The contact visit can also be used to determine the best times, places, and dates to interview potential participants. These are crucial. The place of the interview should be convenient to the participant, private, yet if at all possible familiar to him or her. It should be one in which the partici­pant feels comfortable and secure. A public place such as a cafeteria or a coffee shop may seem convenient, but the noise, the lack of privacy, and the likelihood of the interview’s becoming an event for others to com­ment upon undermine the effectiveness of such places for interviews.

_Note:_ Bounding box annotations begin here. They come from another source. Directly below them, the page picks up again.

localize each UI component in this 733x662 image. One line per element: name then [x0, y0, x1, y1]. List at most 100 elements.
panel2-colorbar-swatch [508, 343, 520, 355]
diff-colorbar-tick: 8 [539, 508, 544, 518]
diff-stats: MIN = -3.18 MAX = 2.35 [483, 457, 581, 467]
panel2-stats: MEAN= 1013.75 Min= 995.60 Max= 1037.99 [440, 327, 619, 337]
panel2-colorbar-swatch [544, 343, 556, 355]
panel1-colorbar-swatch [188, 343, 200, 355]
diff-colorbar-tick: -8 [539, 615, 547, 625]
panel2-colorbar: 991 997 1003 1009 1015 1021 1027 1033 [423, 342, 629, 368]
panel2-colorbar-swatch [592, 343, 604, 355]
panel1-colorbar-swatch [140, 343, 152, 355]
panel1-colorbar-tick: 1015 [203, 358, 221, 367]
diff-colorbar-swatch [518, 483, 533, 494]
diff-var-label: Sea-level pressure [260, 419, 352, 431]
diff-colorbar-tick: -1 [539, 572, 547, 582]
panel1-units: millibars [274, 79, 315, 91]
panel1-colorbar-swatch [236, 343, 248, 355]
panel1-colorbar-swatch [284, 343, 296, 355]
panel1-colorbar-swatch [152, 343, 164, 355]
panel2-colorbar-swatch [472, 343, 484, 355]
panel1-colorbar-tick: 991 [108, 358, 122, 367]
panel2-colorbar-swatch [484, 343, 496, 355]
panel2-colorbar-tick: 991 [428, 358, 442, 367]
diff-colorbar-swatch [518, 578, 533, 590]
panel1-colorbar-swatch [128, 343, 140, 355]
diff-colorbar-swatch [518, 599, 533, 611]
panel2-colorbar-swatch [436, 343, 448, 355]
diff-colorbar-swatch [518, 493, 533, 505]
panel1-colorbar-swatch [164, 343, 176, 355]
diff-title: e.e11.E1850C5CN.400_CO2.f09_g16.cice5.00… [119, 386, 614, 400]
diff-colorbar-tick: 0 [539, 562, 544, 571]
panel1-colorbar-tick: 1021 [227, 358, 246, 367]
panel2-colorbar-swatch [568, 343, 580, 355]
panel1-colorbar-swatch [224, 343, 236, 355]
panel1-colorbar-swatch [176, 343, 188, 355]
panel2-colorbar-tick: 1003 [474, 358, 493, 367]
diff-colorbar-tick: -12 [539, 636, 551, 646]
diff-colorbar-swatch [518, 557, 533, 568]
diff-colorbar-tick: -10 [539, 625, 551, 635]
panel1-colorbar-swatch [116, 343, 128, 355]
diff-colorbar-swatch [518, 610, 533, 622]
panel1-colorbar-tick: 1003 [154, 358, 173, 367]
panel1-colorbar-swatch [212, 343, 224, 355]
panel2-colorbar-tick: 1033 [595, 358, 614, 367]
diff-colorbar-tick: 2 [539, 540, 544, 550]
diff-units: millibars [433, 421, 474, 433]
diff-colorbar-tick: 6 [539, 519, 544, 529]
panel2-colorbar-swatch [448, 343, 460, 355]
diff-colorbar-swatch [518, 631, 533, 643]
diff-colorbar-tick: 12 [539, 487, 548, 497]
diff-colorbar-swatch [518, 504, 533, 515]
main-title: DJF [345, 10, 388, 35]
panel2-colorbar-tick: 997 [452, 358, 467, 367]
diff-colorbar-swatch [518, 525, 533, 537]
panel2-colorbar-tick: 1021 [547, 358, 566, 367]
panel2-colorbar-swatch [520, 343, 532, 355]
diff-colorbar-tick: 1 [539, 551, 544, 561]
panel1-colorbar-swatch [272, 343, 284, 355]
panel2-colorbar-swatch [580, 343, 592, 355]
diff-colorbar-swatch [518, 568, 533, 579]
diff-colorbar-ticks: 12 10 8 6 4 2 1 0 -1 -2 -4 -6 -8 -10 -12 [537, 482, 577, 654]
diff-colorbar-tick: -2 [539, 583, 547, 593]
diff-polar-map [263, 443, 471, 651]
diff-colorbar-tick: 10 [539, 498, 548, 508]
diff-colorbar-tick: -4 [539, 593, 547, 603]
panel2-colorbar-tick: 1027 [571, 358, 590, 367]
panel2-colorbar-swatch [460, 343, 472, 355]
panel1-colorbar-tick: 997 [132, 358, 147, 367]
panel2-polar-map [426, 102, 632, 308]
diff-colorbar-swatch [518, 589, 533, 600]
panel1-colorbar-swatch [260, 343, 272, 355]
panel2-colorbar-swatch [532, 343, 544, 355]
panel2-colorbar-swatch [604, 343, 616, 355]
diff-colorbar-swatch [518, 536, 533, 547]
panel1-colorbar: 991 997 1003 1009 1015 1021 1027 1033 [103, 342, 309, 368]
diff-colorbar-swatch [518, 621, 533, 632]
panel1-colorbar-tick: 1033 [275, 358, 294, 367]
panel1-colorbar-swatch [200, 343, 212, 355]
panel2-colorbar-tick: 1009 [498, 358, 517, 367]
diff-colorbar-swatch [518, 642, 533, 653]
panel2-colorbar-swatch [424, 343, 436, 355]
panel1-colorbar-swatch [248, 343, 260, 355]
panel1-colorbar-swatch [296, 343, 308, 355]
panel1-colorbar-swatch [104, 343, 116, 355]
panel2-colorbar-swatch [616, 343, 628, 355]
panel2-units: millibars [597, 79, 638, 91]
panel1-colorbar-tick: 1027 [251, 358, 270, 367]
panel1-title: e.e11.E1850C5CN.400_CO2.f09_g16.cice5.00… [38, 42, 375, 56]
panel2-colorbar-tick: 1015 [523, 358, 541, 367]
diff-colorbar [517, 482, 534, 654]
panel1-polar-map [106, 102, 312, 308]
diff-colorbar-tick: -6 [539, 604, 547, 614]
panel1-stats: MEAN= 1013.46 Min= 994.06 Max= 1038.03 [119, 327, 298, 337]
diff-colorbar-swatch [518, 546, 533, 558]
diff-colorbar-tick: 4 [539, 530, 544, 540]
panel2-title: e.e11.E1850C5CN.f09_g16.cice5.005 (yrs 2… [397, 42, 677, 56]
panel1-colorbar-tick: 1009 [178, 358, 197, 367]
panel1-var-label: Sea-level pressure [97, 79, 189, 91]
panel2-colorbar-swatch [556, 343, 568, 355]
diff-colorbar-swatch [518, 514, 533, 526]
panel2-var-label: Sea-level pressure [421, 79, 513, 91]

If it can be determined at the time of the contact visit that a person would be an appropriate participant in the study, the interviewer can schedule time and dates right then. The interviewer should try to let the participant choose the hour, scheduling interviews within a time period consistent with the purpose of the three-interview structure as described in Chapter 2. As pointed out previously, because each interview is meant to build on the preceding one, they are optimally spaced no more than a week and no less than a day apart.

In considering the time, dates, and place of interviews, in addition to considering the safety of the arrangements for both participants and in­terviewers (Smith, 1992, p. 103), the prevailing principle must be equity. The participants are giving the interviewers something they want. The interviewers must be flexible enough to accommodate the participants’ choice of location, time, and date. On the other hand, the interviewers also have constraints. Although equity necessitates flexibility, interview­ers must also learn to set up interviews in such a way that they themselves are comfortable with the resulting schedule. Resentment on the part of either participant or interviewer will not bode well ultimately for the in­terviews.

After the contact visit, interviewers should write follow-up letters to the participants they select and to those they do not. The letters are used to thank the potential participants for meeting with the interviewers and, in the case of those who are selected for the study and who agree to par­ticipate, to confirm in writing the schedule of interview appointments.

Such detailed follow-up work in writing may seem onerous to the prospective interviewer; however, equity requires such consideration. In addition, this kind of step-by-step attention can have enormous practical benefits to the interviewer. Few things are more frustrating in an inter­view study than to drive a few hours to an appointment only to have the participant not show up. Sometimes the no-show is the result of poor communication. Sometimes it reflects a participant’s lack of enthusiasm for the process because he or she feels asked to give a great deal while being offered very little consideration in return. In interviewing research, paying attention to the details of access and contact before the interview­ing begins is the best investment interviewers can make as they select their participants and prepare to begin the interviews.